Second, the modem died once, and after some tense withdrawal pangs, exacerbated by a frustrating phone diagnosis, a techie “snuck out” to our house under the pretense of doing a new install, and gave us a new modem.

“Don’t tell anyone I did this.  We are really supposed to handle only new customers during the sales contest.”   He fixed our problem, very much against the rules, I think.

Third, with the authorization of the Village, AT&T announced they were installing a new VRAM unit at the back corner of our lot.   Armed with an “easement”, they came to take our tiny little green cable post away and replace it with a small nuclear reactor the size of a Uhaul trailer.

“It’s for Internet Mr.
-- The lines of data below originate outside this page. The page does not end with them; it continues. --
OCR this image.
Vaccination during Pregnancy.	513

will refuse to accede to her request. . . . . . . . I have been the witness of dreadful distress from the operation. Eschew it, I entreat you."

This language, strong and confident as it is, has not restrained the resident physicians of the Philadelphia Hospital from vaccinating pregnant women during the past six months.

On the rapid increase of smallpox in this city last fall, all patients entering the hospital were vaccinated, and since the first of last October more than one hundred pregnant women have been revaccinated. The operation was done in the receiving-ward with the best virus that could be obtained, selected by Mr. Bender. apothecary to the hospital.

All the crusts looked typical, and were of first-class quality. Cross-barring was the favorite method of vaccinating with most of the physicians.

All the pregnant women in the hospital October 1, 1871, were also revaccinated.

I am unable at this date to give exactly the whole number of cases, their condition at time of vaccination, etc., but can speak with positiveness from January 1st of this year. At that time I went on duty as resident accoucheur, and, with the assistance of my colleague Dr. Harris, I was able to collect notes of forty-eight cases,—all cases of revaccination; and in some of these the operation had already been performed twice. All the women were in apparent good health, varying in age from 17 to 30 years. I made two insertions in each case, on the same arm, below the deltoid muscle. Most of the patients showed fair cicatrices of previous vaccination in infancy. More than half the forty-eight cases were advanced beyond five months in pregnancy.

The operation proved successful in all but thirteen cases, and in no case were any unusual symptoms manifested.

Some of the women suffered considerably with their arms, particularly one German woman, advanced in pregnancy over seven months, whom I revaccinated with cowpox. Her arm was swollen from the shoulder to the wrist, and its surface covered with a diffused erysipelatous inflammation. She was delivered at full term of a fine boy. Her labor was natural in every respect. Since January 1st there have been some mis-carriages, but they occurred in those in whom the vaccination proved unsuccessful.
Brown.   WiFi.    We gotta put it here.  We got approval from Village Hall.”   He stared at our flower bed.  “You want we should move your Mums over there maybe?”

Stunned, I asked, “You can just come here and do that?”

Waving a sheaf of papers, the contractor confirmed it, but then he went on.

“Actually, we’re gonna fix this up nice.   We need about 30 square feet for the pad.  We’ll put a nice cedar fence around it, and then some new dogwood and forsythia in front of that.”

“Unhunh.”

“There’s more actually.”  The contractor eyed the shaky stockade fence across the back of our lot.  “We’re gonna hook the fence up to yours.  But while we’re at it, why don’t we just give you a new fence, too?”

“Really?  You’ll do that?”

“Why not?  You’re a good customer.”

Bingo!

True to their word, the new box went in, the new fence went up, and the bushes flowered the coming spring.

In return, we still pay egregious amounts of money on three separate bills.   Once a week I mow around their humming VRAM, faithfully and carefully so as not to upset whatever it is doing in there.

And, we still scratch our heads about the remote.

 

Thanks for reading this through to the end!  You know, a good customer can be hard to find, but another good customer can be even harder.  Train your employees to keep the ones you have.